According to the semiconductor manufacturing powerhouse, Intel, 200 billion IoT computing devices will be wirelessly connected by the year 2020. It comes as no surprise that cyber-security has emerged as a top concern across today’s corporate landscape. Bringing this high-level statement down to the practical level in Singapore, during our conversations with family principals in Asia, (some of whom are responsible for their family enterprises including respective single family offices) a common and consistent concern that is raised is cyber security risk and how to manage it.
With these possible threats in mind, Sandaire Singapore recently organised an interactive, cyber security workshop to learn about this critically important topic, and invited family principals to participate. Through our network of relationships, we identified Booz Allen Hamilton as one of the world’s leading consulting firms on cyber security and other related information technology risks, and invited them to share their insights on this topic.
At a headline level, in the event of a technology breach, the decisions made by business leaders in the first few days will have a critical impact on their organisations’ business continuity and financial performance. Effectively, the team exercise that Booz Allen Hamilton conducted was, through role play, to challenge senior executives in a fictitious company to respond to a cyber-security breach. On a tight timeframe, each team had to deliberate and make decisions on cross-enterprise impacts. In the face of information asymmetry, each team balanced different legal, security and financial risks across their fictitious organisations and were forced to make decision trade-offs. Through this crisis simulation exercise the teams experienced the critical first days of a cyber-breach situation in a risk-free environment.
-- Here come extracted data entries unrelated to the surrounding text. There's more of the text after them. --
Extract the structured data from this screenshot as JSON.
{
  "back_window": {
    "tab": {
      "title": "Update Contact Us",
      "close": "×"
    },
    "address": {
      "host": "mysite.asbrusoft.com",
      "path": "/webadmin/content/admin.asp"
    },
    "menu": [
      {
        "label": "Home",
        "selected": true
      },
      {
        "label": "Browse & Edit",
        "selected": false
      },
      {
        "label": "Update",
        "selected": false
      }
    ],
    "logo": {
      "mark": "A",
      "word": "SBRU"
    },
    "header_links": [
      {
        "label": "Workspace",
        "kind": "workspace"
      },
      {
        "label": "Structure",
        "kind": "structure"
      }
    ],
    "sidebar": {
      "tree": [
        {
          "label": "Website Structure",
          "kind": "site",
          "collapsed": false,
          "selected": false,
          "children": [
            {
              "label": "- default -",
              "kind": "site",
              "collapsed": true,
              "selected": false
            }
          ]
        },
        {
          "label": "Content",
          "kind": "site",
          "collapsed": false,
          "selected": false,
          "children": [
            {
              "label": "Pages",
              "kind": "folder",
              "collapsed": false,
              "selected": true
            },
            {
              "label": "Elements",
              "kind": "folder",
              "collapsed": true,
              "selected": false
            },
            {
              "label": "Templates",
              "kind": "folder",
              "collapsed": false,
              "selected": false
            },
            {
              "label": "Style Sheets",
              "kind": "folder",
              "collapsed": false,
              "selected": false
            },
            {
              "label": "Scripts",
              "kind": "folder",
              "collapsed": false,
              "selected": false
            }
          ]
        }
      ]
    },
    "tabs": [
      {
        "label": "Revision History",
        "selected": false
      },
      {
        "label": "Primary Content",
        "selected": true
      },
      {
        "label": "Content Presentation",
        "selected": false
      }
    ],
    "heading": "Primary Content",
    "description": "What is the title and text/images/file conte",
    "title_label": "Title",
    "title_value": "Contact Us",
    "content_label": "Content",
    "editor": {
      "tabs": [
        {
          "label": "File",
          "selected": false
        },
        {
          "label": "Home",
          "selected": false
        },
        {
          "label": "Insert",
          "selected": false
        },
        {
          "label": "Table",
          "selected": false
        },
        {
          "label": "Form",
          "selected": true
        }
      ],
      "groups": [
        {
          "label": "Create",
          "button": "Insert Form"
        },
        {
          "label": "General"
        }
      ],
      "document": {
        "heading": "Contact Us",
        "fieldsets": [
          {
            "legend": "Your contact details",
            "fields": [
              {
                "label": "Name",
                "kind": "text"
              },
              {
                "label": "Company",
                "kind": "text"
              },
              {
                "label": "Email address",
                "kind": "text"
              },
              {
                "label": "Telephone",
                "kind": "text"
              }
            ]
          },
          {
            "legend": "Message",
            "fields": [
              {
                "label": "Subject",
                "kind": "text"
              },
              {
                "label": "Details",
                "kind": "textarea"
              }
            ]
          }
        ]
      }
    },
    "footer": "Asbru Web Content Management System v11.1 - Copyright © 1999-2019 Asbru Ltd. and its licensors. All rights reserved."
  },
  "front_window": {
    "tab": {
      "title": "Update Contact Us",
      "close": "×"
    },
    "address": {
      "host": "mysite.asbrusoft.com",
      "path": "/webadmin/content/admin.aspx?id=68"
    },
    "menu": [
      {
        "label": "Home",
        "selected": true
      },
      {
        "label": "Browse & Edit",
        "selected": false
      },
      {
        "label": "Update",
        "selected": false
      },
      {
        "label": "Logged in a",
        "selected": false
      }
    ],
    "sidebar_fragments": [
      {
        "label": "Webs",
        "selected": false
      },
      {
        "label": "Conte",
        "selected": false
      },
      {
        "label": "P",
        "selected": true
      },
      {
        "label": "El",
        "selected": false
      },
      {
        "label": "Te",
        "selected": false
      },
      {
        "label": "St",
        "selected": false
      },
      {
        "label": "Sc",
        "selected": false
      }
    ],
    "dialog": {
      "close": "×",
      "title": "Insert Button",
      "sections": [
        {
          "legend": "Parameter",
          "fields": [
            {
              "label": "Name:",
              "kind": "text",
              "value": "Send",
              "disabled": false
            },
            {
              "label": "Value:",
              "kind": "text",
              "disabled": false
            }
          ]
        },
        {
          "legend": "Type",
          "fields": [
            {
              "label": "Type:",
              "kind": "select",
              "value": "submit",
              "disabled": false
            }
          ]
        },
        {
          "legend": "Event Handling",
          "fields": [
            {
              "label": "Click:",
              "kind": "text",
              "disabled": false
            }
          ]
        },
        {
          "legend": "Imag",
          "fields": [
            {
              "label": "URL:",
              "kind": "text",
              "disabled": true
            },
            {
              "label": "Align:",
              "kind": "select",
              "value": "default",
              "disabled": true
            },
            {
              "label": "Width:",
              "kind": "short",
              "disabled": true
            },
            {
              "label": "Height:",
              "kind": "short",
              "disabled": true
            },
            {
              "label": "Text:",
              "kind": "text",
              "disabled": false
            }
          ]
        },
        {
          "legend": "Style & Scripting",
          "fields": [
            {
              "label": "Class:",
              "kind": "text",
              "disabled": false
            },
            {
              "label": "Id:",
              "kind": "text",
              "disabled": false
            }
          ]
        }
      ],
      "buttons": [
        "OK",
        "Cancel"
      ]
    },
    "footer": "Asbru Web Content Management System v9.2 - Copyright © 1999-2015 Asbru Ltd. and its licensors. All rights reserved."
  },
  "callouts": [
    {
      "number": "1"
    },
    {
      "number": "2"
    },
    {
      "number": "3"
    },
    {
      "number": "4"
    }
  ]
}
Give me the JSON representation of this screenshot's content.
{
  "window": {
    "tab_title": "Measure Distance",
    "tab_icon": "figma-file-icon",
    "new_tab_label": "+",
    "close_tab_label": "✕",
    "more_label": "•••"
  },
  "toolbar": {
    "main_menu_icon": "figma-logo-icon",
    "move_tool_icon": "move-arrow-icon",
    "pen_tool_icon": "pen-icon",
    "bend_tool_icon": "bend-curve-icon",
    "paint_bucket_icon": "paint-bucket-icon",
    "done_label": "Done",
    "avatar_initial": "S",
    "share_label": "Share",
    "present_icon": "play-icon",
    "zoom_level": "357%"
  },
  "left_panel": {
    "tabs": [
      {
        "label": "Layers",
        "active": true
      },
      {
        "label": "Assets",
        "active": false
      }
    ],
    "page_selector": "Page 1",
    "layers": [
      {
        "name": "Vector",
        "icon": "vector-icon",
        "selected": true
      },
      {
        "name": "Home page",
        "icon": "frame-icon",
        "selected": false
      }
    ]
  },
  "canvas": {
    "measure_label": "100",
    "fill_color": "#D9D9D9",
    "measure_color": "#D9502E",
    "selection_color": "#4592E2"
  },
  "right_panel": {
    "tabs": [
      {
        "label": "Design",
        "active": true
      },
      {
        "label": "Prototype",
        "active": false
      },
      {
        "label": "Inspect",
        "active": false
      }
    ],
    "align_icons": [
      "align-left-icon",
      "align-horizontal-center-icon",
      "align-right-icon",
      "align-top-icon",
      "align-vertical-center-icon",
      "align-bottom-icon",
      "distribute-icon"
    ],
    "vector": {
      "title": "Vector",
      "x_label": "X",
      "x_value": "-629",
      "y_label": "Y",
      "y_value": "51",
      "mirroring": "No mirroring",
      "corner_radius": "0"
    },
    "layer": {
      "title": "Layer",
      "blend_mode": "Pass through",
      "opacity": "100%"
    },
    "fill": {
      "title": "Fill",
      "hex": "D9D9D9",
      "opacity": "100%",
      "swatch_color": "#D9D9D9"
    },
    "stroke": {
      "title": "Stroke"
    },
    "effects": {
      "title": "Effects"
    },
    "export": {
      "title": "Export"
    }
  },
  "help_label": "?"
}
The one hour plus session ended with examples and discussions around real-world breaches and focused on areas that have caught senior executives unprepared during past incidents. A conversation ensued during which time each group shared main takeaways and some past experiences.
So what did we learn?
- In a cyber-breach it is more than likely that you are tackling the unknown. By nature, cyberattacks are highly unpredictable and an even broader range of bad actors can utilise technology to target organisations.
- An organisation’s crisis plan should not be designed simply in the context of what a potential threat may be, but also with the potential business impact in mind, to ensure business continuity.
- In the event of a cyber-breach, there should be a clear chain of command. “Who makes the ultimate decision?” was a question that was asked at every juncture of the crisis simulation. A response to attacks with enterprise-wide implications may require input from the leaders of various business units, in addition to the C-Suite. The consequences of an untimely response, without the right counsel, can result in dire and long-term repercussions for the business.
- Cybersecurity is more than just an IT problem, specifically it can be an HR issue. The source of breaches may be related to inadequate education and training of staff, or unfortunately in some cases, a rogue employee. Malware, phishing and other fraudulent types of software tend to target employees who may not be as technology-savvy as others.
The team wrapped up the valuable time by agreeing that whether, as stewards of a family enterprise or the family’s wealth, that each of us need take stock and recognise our own cyber security risk vulnerabilities. The best defence involves not just a robust technology infrastructure and plan, but also a well-prepared management team and advisors.